Modernes Leben: Wie die Zeit vergeht

Gerade kommt es vielen so vor, als sei das letzte Jahr verflogen. Doch manchmal dehnt sich die Zeit unendlich: beim Warten.

Düsseldorf.

„Please hold the line.“ Oder wie der Franzose sagt: „Restez en ligne“. Klingt wie ein Befehl, ist es auch, und somit dem deutschen „Bitte warten Sie“ nicht unähnlich. Dutzend-, hundert, ja vielleicht sogar tausendfach werden Anrufer in Düsseldorf mit dieser trilingualen Ansage und dem Zusatz, dass der nächste freie Mitarbeiter gleich zur Stelle sei, hingehalten. Unschön, aber nicht zu ändern. Warten will gelernt sein.

In diesen Tagen klagen viele Menschen darüber, wie schnell das letzte Jahr doch vorübergegangen sei — und meinen: und damit das ganze Leben. Doch im nächsten Moment wünschen sie sich wieder, die Zeit solle doch endlich vergehen. Dann nämlich, wenn sie warten müssen.

Kann man blöderweise nicht lernen. Nur hinnehmen. Oder doch? Security-Mitarbeiter Peter, den Nachnamen verrät er nicht, steht vor dem U-Bahn-Eingang Oststraße und sagt: „Ich kann gut warten, ich denke dabei einfach an was Schönes.“ Eng werde es allerdings, wenn die Warterei länger als eine Stunde dauert. Dann sei Schluss mit lustig.

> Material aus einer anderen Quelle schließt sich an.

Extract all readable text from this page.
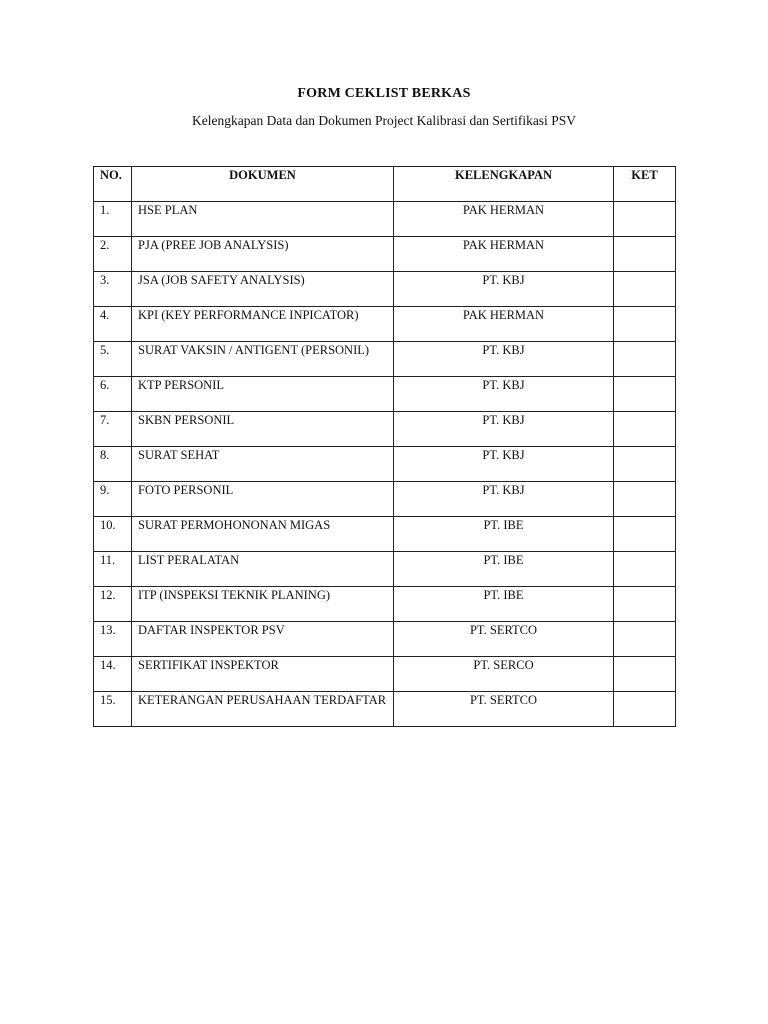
FORM CEKLIST BERKAS
Kelengkapan Data dan Dokumen Project Kalibrasi dan Sertifikasi PSV
NO.	DOKUMEN	KELENGKAPAN	KET
1.	HSE PLAN	PAK HERMAN	
2.	PJA (PREE JOB ANALYSIS)	PAK HERMAN	
3.	JSA (JOB SAFETY ANALYSIS)	PT. KBJ	
4.	KPI (KEY PERFORMANCE INPICATOR)	PAK HERMAN	
5.	SURAT VAKSIN / ANTIGENT (PERSONIL)	PT. KBJ	
6.	KTP PERSONIL	PT. KBJ	
7.	SKBN PERSONIL	PT. KBJ	
8.	SURAT SEHAT	PT. KBJ	
9.	FOTO PERSONIL	PT. KBJ	
10.	SURAT PERMOHONONAN MIGAS	PT. IBE	
11.	LIST PERALATAN	PT. IBE	
12.	ITP (INSPEKSI TEKNIK PLANING)	PT. IBE	
13.	DAFTAR INSPEKTOR PSV	PT. SERTCO	
14.	SERTIFIKAT INSPEKTOR	PT. SERCO	
15.	KETERANGAN PERUSAHAAN TERDAFTAR	PT. SERTCO	
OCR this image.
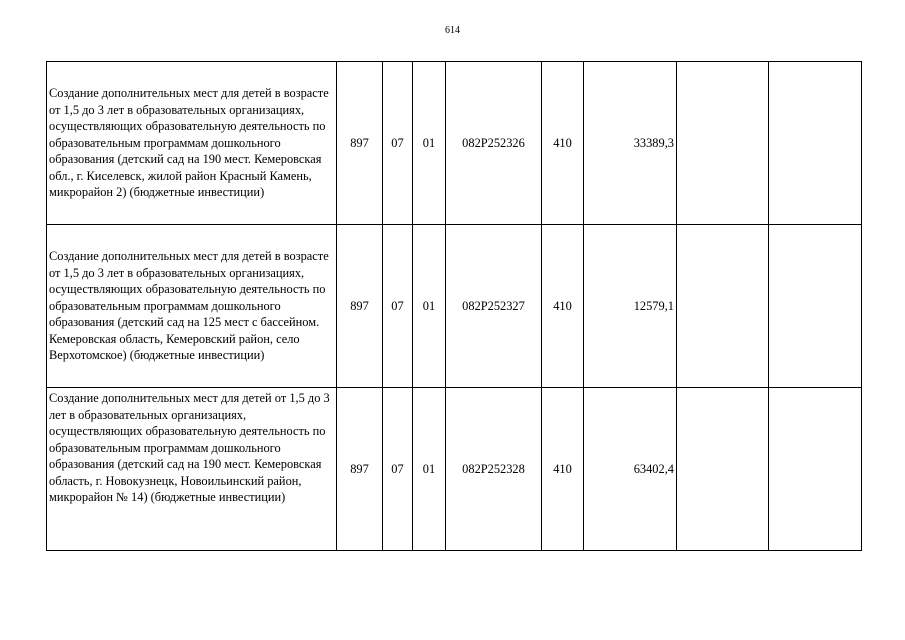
614
Создание дополнительных мест для детей в возрасте от 1,5 до 3 лет в образовательных организациях, осуществляющих образовательную деятельность по образовательным программам дошкольного образования (детский сад на 190 мест. Кемеровская обл., г. Киселевск, жилой район Красный Камень, микрорайон 2) (бюджетные инвестиции)	897	07	01	082Р252326	410	33389,3		
Создание дополнительных мест для детей в возрасте от 1,5 до 3 лет в образовательных организациях, осуществляющих образовательную деятельность по образовательным программам дошкольного образования (детский сад на 125 мест с бассейном. Кемеровская область, Кемеровский район, село Верхотомское) (бюджетные инвестиции)	897	07	01	082Р252327	410	12579,1		
Создание дополнительных мест для детей от 1,5 до 3 лет в образовательных организациях, осуществляющих образовательную деятельность по образовательным программам дошкольного образования (детский сад на 190 мест. Кемеровская область, г. Новокузнецк, Новоильинский район, микрорайон № 14) (бюджетные инвестиции)	897	07	01	082Р252328	410	63402,4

So wie es Pia Schmidt aus Berlin ergehen könnte, die im Hauptbahnhof auf eine Auskunft wartet — es gibt Probleme mit ihrer Reservierung. Das macht sie schon seit 20 Minuten und zerknetet gerade das Zettelchen mit ihrer Nummer. Zwölf Zahlen sind noch vor ihr dran. „Das Gute an der Nummer ist, dass ich einen Eindruck bekomme, wie lange ich noch warten muss“, sagt Schmidt. Erster Eindruck: Probleme gibt’s wohl auch bei den Nummern vor ihr. „Nicht schlimm“, sagt Schmidt, „ich warte einfach und denke nach.“ Beispielsweise über Situationen, in denen Warten besonders übel ist. „Auf einen wichtigen Anruf warten ist schon blöd. Dabei fühle ich mich so ausgeliefert.“

Jacqueline Ndimbalan hat zwar keine Probleme mit ihrer Reservierung, muss aber auch Zeit totschlagen. Die S-Bahn, die schon längst am Halt Wehrhahn hätte einrumpeln sollen, kommt mit Verspätung. „Wenn ich Zeit habe, ist Warten nicht schlimm“, sagt Ndimbalan. Statt des Umkehrschlusses fährt sie fort: „Warten nervt nur, wenn ich schlechte Laune habe.“

Eine gute Nachricht liefert in diesem Zusammenhang die Wissenschaft. Oder eine schlechte. Kommt darauf an. „Männer und Frauen sind beide gleich gute oder schlechter Wartende“, sagt Professor Matthias Franz, Psychotherapeut an der Uni-Klinik. Das Grundproblem beim Warten sei, ob man mit sich selbst in guter Gesellschaft sein könne. Die Stille, die sich beim Warten fast schon zwangsläufig einstellt, könne unerträglich werden.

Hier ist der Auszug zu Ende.